Relations between the Palestinian Authority and the rest of the world seem to be headed for a head-on collision. Israel and the rest of the world seem resolved to bring down the elected Palestinian government.
The hidden and not-so-hidden intention is to cause complete chaos in the PA that would then force President Mahmoud Abbas to disband parliament and call new elections.
During the short period since the swearing-in of the Hamas government, the U.S. administration and Congress have cut off commercial, economic and foreign aid ties with Palestine. The European Union has yet to take that step, but there, too, senior officials have refused monetary aid and have broken economic or diplomatic ties with official and semi-official PA institutions, and international aid organizations have quietly begun pulling their workers out of PA areas and halting many joint activities with the PA.
Add to all this another blow: Israeli banks have announced they would stop providing services to Palestinian banks, businessmen and Israeli and foreign companies requiring financial mediation with the Palestinians.
The Israeli banks announced they would cut ties because of laws prohibiting money laundering that could finance terrorism. The large Arab banks, including some that served the Palestinian Authority in the past, "disengaged" from the Palestinians even before the Israeli ones. In this situation, it's not just that the Palestinian treasury is empty. It has no treasury.
At the same time Israel has upped its military pressure on Hamas and expanded the attacks and targeted assassinations (including, but not limited to, in response to the onslaught of Qassam rockets). These attacks are meant not only to prevent the restoration of a severely limited terrorist infrastructure, but also to send a clear message to the new Palestinian administration: From Israel's perspective, Hamas remains a terrorist organization, period.
Nature of Hamas
Hamas, for its part, has responded to the international excommunication exactly like an organization of its ilk would be expected to do: By fogging over its message to the outside world, while refusing to compromise its diplomatic and religious principles domestically.
The organization has refused to use any of broad powers assumed by predecessor Yasser Arafat, and it folks in the face of Hamas, whether out of fear for their personal safety or fear for "Palestinian unity."
Under the camouflage of "unity", there is an Iran-like administration gaining ground in the PA. True, Ramallah is still no little Tehran – but it is on the way. It's got a figurehead president; there is a government whose main function is to employ public workers and to expand an already over inflated public sector.
The real rulers are the security and terror organizations, who themselves are subservient to highly secrete authorities. In Iran, they are called "Revolutionary Guards" and "Modesty Patrols" and violent gangs that the administration nurtures for its own purposes. In the PA they are called "Popular Committees" and "Martyr's Brigades" and the like.
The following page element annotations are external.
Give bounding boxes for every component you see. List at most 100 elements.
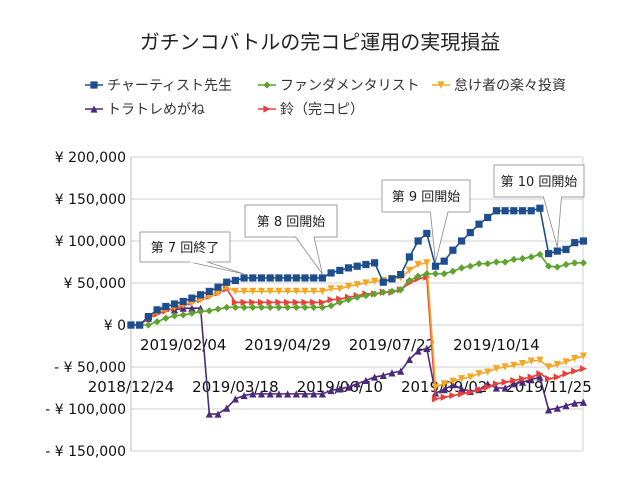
data-point — [292, 298, 300, 306]
data-point — [257, 390, 266, 398]
data-point — [518, 375, 527, 383]
data-point — [301, 298, 309, 306]
legend-label: ファンダメンタリスト — [280, 78, 420, 94]
data-point — [475, 220, 483, 228]
data-point — [371, 290, 379, 298]
data-point — [579, 237, 587, 245]
data-point — [388, 275, 396, 283]
legend-item: トラトレめがね — [85, 102, 205, 118]
data-point — [562, 402, 570, 410]
data-point — [414, 237, 422, 245]
data-point — [527, 373, 535, 381]
data-point — [318, 287, 326, 295]
data-point — [310, 274, 318, 282]
data-point — [205, 307, 213, 315]
y-tick-label: ¥ 150,000 — [55, 192, 126, 208]
legend-item: チャーティスト先生 — [85, 78, 232, 94]
data-point — [423, 344, 431, 353]
data-point — [545, 262, 553, 270]
data-point — [484, 368, 492, 376]
data-point — [545, 250, 553, 258]
data-point — [240, 274, 248, 282]
data-point — [440, 380, 448, 388]
callout-box — [493, 164, 585, 198]
callout-box — [381, 179, 471, 213]
data-point — [501, 207, 509, 215]
data-point — [371, 277, 379, 285]
chart-title: ガチンコバトルの完コピ運用の実現損益 — [140, 30, 501, 54]
data-point — [344, 282, 353, 290]
data-point — [484, 260, 492, 268]
data-point — [153, 318, 161, 326]
data-point — [579, 259, 587, 267]
data-point — [379, 371, 387, 379]
legend-label: チャーティスト先生 — [107, 78, 232, 94]
data-point — [458, 385, 466, 393]
data-point — [449, 377, 457, 385]
legend-label: トラトレめがね — [107, 102, 205, 118]
callout-text: 第 10 回開始 — [501, 175, 578, 190]
data-point — [275, 274, 283, 282]
data-point — [571, 399, 579, 407]
y-axis: ¥ 200,000 ¥ 150,000 ¥ 100,000 ¥ 50,000 ¥ 0 - … — [45, 150, 126, 460]
data-point — [579, 398, 587, 406]
data-point — [553, 404, 561, 412]
data-point — [397, 286, 405, 294]
data-point — [214, 305, 222, 313]
data-point — [188, 304, 196, 312]
data-point — [249, 287, 257, 295]
data-point — [257, 303, 266, 311]
data-point — [579, 352, 587, 360]
data-point — [310, 287, 318, 295]
data-point — [397, 271, 405, 279]
y-tick-label: ¥ 100,000 — [55, 234, 126, 250]
data-point — [431, 383, 440, 391]
data-point — [327, 302, 335, 310]
series-layer — [127, 204, 587, 418]
data-point — [466, 262, 474, 270]
data-point — [501, 384, 509, 392]
data-point — [562, 260, 570, 269]
data-point — [223, 404, 231, 412]
data-point — [292, 287, 300, 295]
callout-text: 第 8 回開始 — [257, 215, 326, 230]
data-point — [249, 390, 257, 398]
data-point — [475, 386, 483, 394]
data-point — [414, 260, 422, 269]
data-point — [275, 287, 283, 295]
data-point — [353, 281, 361, 289]
x-tick-label: 2019/11/25 — [505, 378, 591, 396]
data-point — [458, 237, 466, 245]
series-4 — [127, 304, 587, 418]
data-point — [275, 303, 283, 311]
callout: 第 8 回開始 — [244, 204, 338, 275]
data-point — [231, 287, 239, 295]
callout-box — [244, 204, 338, 238]
data-point — [327, 269, 335, 277]
data-point — [388, 369, 396, 377]
data-point — [440, 257, 448, 265]
callout-text: 第 7 回終了 — [151, 240, 220, 256]
legend-item: 怠け者の楽々投資 — [432, 78, 566, 94]
data-point — [179, 297, 187, 306]
data-point — [353, 262, 361, 270]
callout: 第 10 回開始 — [493, 164, 585, 248]
data-point — [292, 303, 300, 311]
data-point — [214, 289, 222, 297]
data-point — [266, 287, 274, 295]
callout-text: 第 9 回開始 — [392, 190, 461, 205]
data-point — [510, 361, 518, 369]
data-point — [466, 229, 474, 237]
data-point — [263, 81, 271, 89]
x-tick-label: 2019/07/22 — [349, 336, 435, 354]
data-point — [257, 298, 266, 306]
data-point — [301, 390, 309, 398]
data-point — [527, 357, 535, 365]
data-point — [362, 292, 370, 300]
data-point — [492, 258, 500, 266]
data-point — [284, 287, 292, 295]
data-point — [484, 383, 492, 391]
legend-label: 怠け者の楽々投資 — [454, 78, 566, 94]
data-point — [275, 390, 283, 398]
data-point — [327, 296, 335, 304]
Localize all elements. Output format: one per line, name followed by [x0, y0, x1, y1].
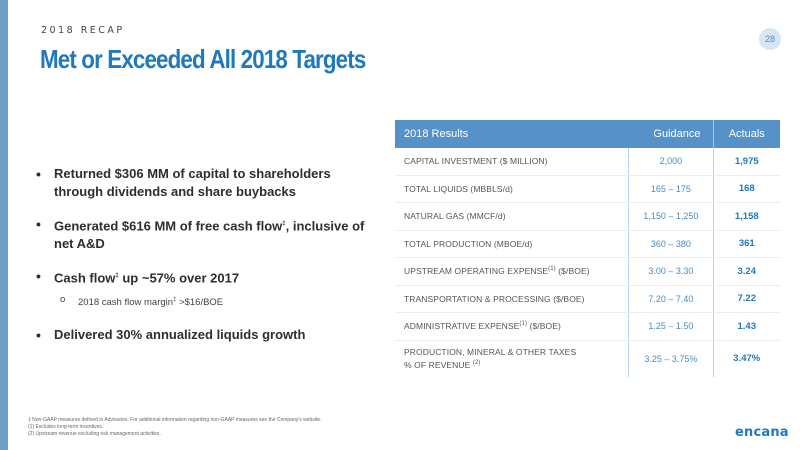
sub-bullet-text: 2018 cash flow margin — [78, 296, 174, 308]
bullet-free-cash-flow: • Generated $616 MM of free cash flow‡, … — [30, 215, 365, 253]
bullet-dot-icon: • — [36, 326, 41, 343]
sub-bullet-text-cont: >$16/BOE — [176, 296, 224, 308]
row-label-line1: PRODUCTION, MINERAL & OTHER TAXES — [404, 346, 577, 357]
table-row: ADMINISTRATIVE EXPENSE(1) ($/BOE) 1.25 –… — [395, 312, 780, 341]
row-label-unit: ($/BOE) — [527, 321, 561, 332]
encana-logo: encana — [735, 425, 789, 440]
row-label: PRODUCTION, MINERAL & OTHER TAXES % OF RE… — [395, 340, 629, 377]
row-actual: 7.22 — [713, 285, 780, 313]
footnote-1: (1) Excludes long-term incentives. — [28, 424, 104, 430]
row-actual: 3.24 — [713, 257, 780, 286]
footnote-marker: (1) — [519, 321, 528, 328]
row-actual: 168 — [713, 175, 780, 203]
page-title: Met or Exceeded All 2018 Targets — [40, 44, 366, 74]
left-accent-bar — [0, 0, 8, 450]
row-guidance: 1,150 – 1,250 — [628, 202, 714, 231]
footnote-2: (2) Upstream revenue excluding risk mana… — [28, 431, 161, 437]
row-guidance: 3.25 – 3.75% — [628, 340, 714, 377]
row-actual: 3.47% — [733, 353, 761, 364]
results-table-container: 2018 Results Guidance Actuals CAPITAL IN… — [395, 120, 780, 377]
highlights-list: • Returned $306 MM of capital to shareho… — [30, 165, 365, 358]
row-guidance: 7.20 – 7.40 — [628, 285, 714, 313]
bullet-dot-icon: • — [36, 268, 41, 285]
row-label-text: UPSTREAM OPERATING EXPENSE — [404, 266, 549, 277]
table-header-row: 2018 Results Guidance Actuals — [395, 120, 780, 148]
row-label: TOTAL LIQUIDS (MBBLS/d) — [395, 175, 629, 203]
bullet-cash-flow: • Cash flow‡ up ~57% over 2017 o 2018 ca… — [30, 267, 365, 311]
row-guidance: 1.25 – 1.50 — [628, 312, 714, 341]
footnote-marker: ‡ — [173, 296, 177, 303]
footnote-marker: (1) — [548, 266, 556, 273]
sub-bullet-cash-flow-margin: o 2018 cash flow margin‡ >$16/BOE — [54, 291, 365, 312]
row-label-text: ADMINISTRATIVE EXPENSE — [404, 321, 520, 332]
bullet-text: Returned $306 MM of capital to sharehold… — [54, 166, 331, 199]
bullet-text: Generated $616 MM of free cash flow — [54, 218, 283, 234]
section-kicker: 2018 RECAP — [41, 25, 125, 36]
footnote-marker: (2) — [472, 359, 481, 366]
row-actual: 1,975 — [713, 148, 780, 176]
bullet-capital-returned: • Returned $306 MM of capital to shareho… — [30, 165, 365, 201]
row-label: TOTAL PRODUCTION (MBOE/d) — [395, 230, 629, 258]
footnote-marker: ‡ — [115, 273, 119, 280]
table-row: NATURAL GAS (MMCF/d) 1,150 – 1,250 1,158 — [395, 202, 780, 231]
row-label-unit: ($/BOE) — [555, 266, 590, 277]
row-actual: 1,158 — [713, 202, 780, 231]
row-label: UPSTREAM OPERATING EXPENSE(1) ($/BOE) — [395, 257, 629, 286]
bullet-text: Delivered 30% annualized liquids growth — [54, 326, 306, 342]
row-label: TRANSPORTATION & PROCESSING ($/BOE) — [395, 285, 629, 313]
row-guidance: 165 – 175 — [628, 175, 714, 203]
row-guidance: 3.00 – 3.30 — [628, 257, 714, 286]
row-guidance: 360 – 380 — [628, 230, 714, 258]
bullet-dot-icon: • — [36, 166, 41, 182]
table-row: UPSTREAM OPERATING EXPENSE(1) ($/BOE) 3.… — [395, 257, 780, 286]
table-row: PRODUCTION, MINERAL & OTHER TAXES % OF RE… — [395, 340, 780, 377]
table-row: CAPITAL INVESTMENT ($ MILLION) 2,000 1,9… — [395, 148, 780, 176]
table-row: TRANSPORTATION & PROCESSING ($/BOE) 7.20… — [395, 285, 780, 313]
bullet-text: Cash flow — [54, 270, 116, 286]
page-number-badge: 28 — [759, 28, 781, 50]
row-actual: 1.43 — [713, 312, 780, 341]
results-table: 2018 Results Guidance Actuals CAPITAL IN… — [395, 120, 780, 377]
column-header-actuals: Actuals — [712, 120, 780, 148]
column-header-results: 2018 Results — [395, 120, 629, 148]
footnotes: ‡ Non-GAAP measures defined in Advisorie… — [28, 417, 388, 438]
table-row: TOTAL PRODUCTION (MBOE/d) 360 – 380 361 — [395, 230, 780, 258]
row-label: ADMINISTRATIVE EXPENSE(1) ($/BOE) — [395, 312, 629, 341]
row-label-line2: % OF REVENUE — [404, 359, 473, 370]
footnote-non-gaap: ‡ Non-GAAP measures defined in Advisorie… — [28, 417, 322, 423]
table-row: TOTAL LIQUIDS (MBBLS/d) 165 – 175 168 — [395, 175, 780, 203]
bullet-text-cont: , inclusive of net A&D — [54, 218, 365, 252]
row-label: CAPITAL INVESTMENT ($ MILLION) — [395, 148, 629, 176]
bullet-liquids-growth: • Delivered 30% annualized liquids growt… — [30, 326, 365, 344]
row-guidance: 2,000 — [628, 148, 714, 176]
footnote-marker: ‡ — [282, 221, 286, 227]
bullet-dot-icon: • — [36, 216, 41, 232]
column-header-guidance: Guidance — [628, 120, 713, 148]
row-actual: 361 — [713, 230, 780, 258]
sub-bullet-circle-icon: o — [60, 293, 66, 305]
bullet-text-cont: up ~57% over 2017 — [118, 270, 240, 286]
row-label: NATURAL GAS (MMCF/d) — [395, 202, 629, 231]
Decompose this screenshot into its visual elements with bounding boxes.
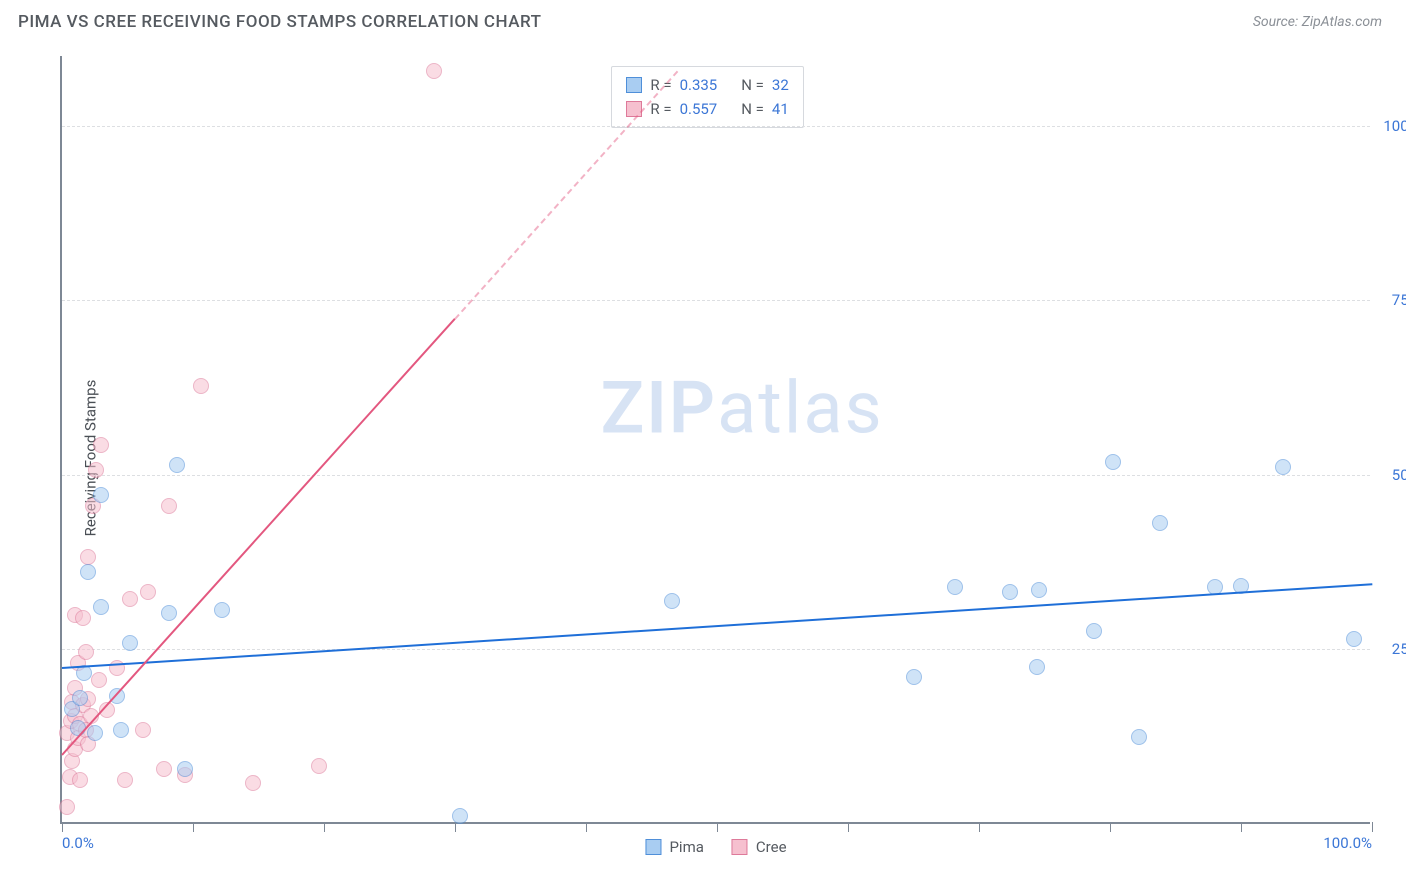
cree-point [88, 462, 104, 478]
cree-point [311, 758, 327, 774]
cree-point [91, 672, 107, 688]
regression-line [454, 70, 678, 319]
pima-point [72, 690, 88, 706]
swatch-pima [645, 839, 661, 855]
correlation-box: R = 0.335 N = 32 R = 0.557 N = 41 [611, 66, 803, 128]
cree-point [161, 498, 177, 514]
chart-container: Receiving Food Stamps ZIPatlas R = 0.335… [18, 48, 1388, 868]
x-tick [586, 822, 587, 832]
pima-point [1152, 515, 1168, 531]
regression-line [61, 318, 455, 756]
pima-point [664, 593, 680, 609]
pima-point [452, 808, 468, 824]
cree-point [140, 584, 156, 600]
plot-area: ZIPatlas R = 0.335 N = 32 R = 0.557 N = … [60, 56, 1370, 824]
cree-point [245, 775, 261, 791]
x-tick-label: 100.0% [1323, 834, 1372, 852]
legend: Pima Cree [645, 838, 786, 856]
gridline [62, 649, 1370, 650]
x-tick [848, 822, 849, 832]
x-tick [1110, 822, 1111, 832]
cree-point [156, 761, 172, 777]
cree-point [93, 437, 109, 453]
pima-n-value: 32 [772, 73, 789, 97]
pima-point [93, 599, 109, 615]
pima-point [169, 457, 185, 473]
corr-row-pima: R = 0.335 N = 32 [626, 73, 788, 97]
cree-point [122, 591, 138, 607]
pima-point [122, 635, 138, 651]
legend-label: Pima [669, 838, 703, 856]
pima-point [906, 669, 922, 685]
gridline [62, 475, 1370, 476]
source-attribution: Source: ZipAtlas.com [1253, 14, 1382, 30]
cree-point [135, 722, 151, 738]
pima-point [214, 602, 230, 618]
watermark-light: atlas [717, 366, 884, 451]
pima-point [1029, 659, 1045, 675]
cree-point [59, 799, 75, 815]
x-tick [324, 822, 325, 832]
x-tick-label: 0.0% [62, 834, 94, 852]
pima-point [80, 564, 96, 580]
cree-point [75, 610, 91, 626]
pima-point [1131, 729, 1147, 745]
pima-point [1105, 454, 1121, 470]
x-tick [1372, 822, 1373, 832]
pima-point [177, 761, 193, 777]
y-tick-label: 100.0% [1383, 117, 1406, 135]
regression-line [62, 583, 1372, 669]
legend-item-pima: Pima [645, 838, 703, 856]
swatch-cree [732, 839, 748, 855]
cree-point [72, 772, 88, 788]
watermark-bold: ZIP [601, 366, 717, 451]
pima-point [1275, 459, 1291, 475]
swatch-pima [626, 77, 642, 93]
cree-n-value: 41 [772, 97, 789, 121]
gridline [62, 300, 1370, 301]
pima-point [161, 605, 177, 621]
y-tick-label: 25.0% [1392, 640, 1406, 658]
cree-point [193, 378, 209, 394]
chart-title: PIMA VS CREE RECEIVING FOOD STAMPS CORRE… [18, 12, 542, 32]
watermark: ZIPatlas [601, 366, 884, 451]
legend-item-cree: Cree [732, 838, 787, 856]
pima-point [1002, 584, 1018, 600]
pima-point [113, 722, 129, 738]
pima-point [1031, 582, 1047, 598]
gridline [62, 126, 1370, 127]
cree-point [80, 549, 96, 565]
x-tick [193, 822, 194, 832]
x-tick [979, 822, 980, 832]
pima-point [93, 487, 109, 503]
y-tick-label: 75.0% [1392, 291, 1406, 309]
cree-point [78, 644, 94, 660]
y-tick-label: 50.0% [1392, 466, 1406, 484]
pima-point [1346, 631, 1362, 647]
cree-r-value: 0.557 [680, 97, 718, 121]
x-tick [1241, 822, 1242, 832]
pima-point [947, 579, 963, 595]
x-tick [62, 822, 63, 832]
pima-point [1086, 623, 1102, 639]
cree-point [426, 63, 442, 79]
x-tick [717, 822, 718, 832]
cree-point [117, 772, 133, 788]
legend-label: Cree [756, 838, 787, 856]
pima-r-value: 0.335 [680, 73, 718, 97]
pima-point [87, 725, 103, 741]
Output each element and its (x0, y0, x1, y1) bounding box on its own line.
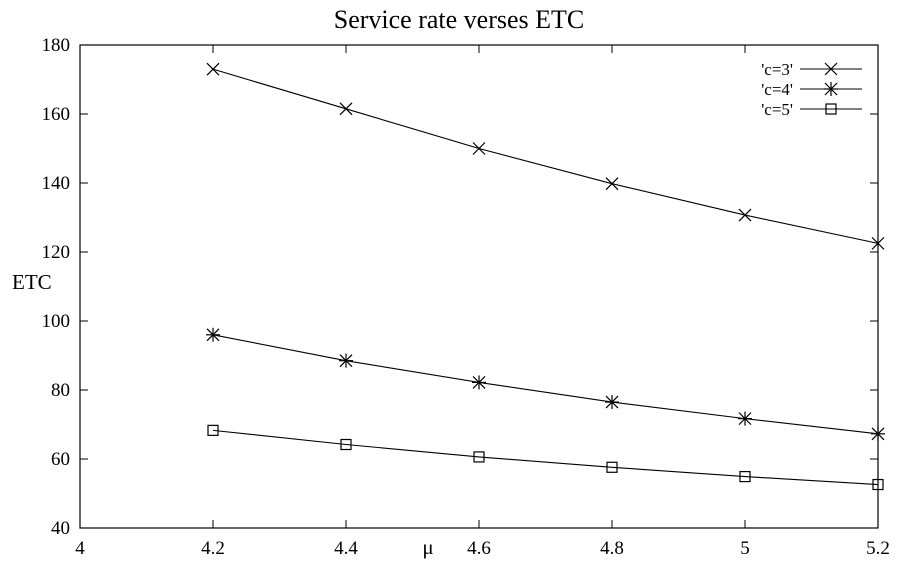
x-tick-label: 4.6 (467, 538, 491, 559)
y-tick-label: 140 (42, 173, 71, 194)
series-layer (206, 62, 885, 491)
data-point (739, 470, 751, 483)
data-point (738, 411, 752, 426)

The (polite) refusal of the Hamas leadership to respond to international demands stems from the very nature of that organization, from its world view and intellectual conclusions: Hamas won the elections because of its ideological positions. If it can manage to hold on to power long enough to create a manageable economic reality, get rid of Fatah activists, give out jobs to party supporters and to win a minimum of international and Arab recognition, it will be able to position itself as the sole legitimate representative of the Palestinian people for years to come.
The earlier Israel and the international community work to bring down the Hamas government, the better it will be for everyone. Hamas must not be allowed to function, or even raise its head.
Preventing the Iranization of the Palestinian Authority is not just an Israeli interest. It is an interest of the entire Middle East, and of the entire world. The Hamas revolution will not stop at the border crossings of Gaza and the West Bank.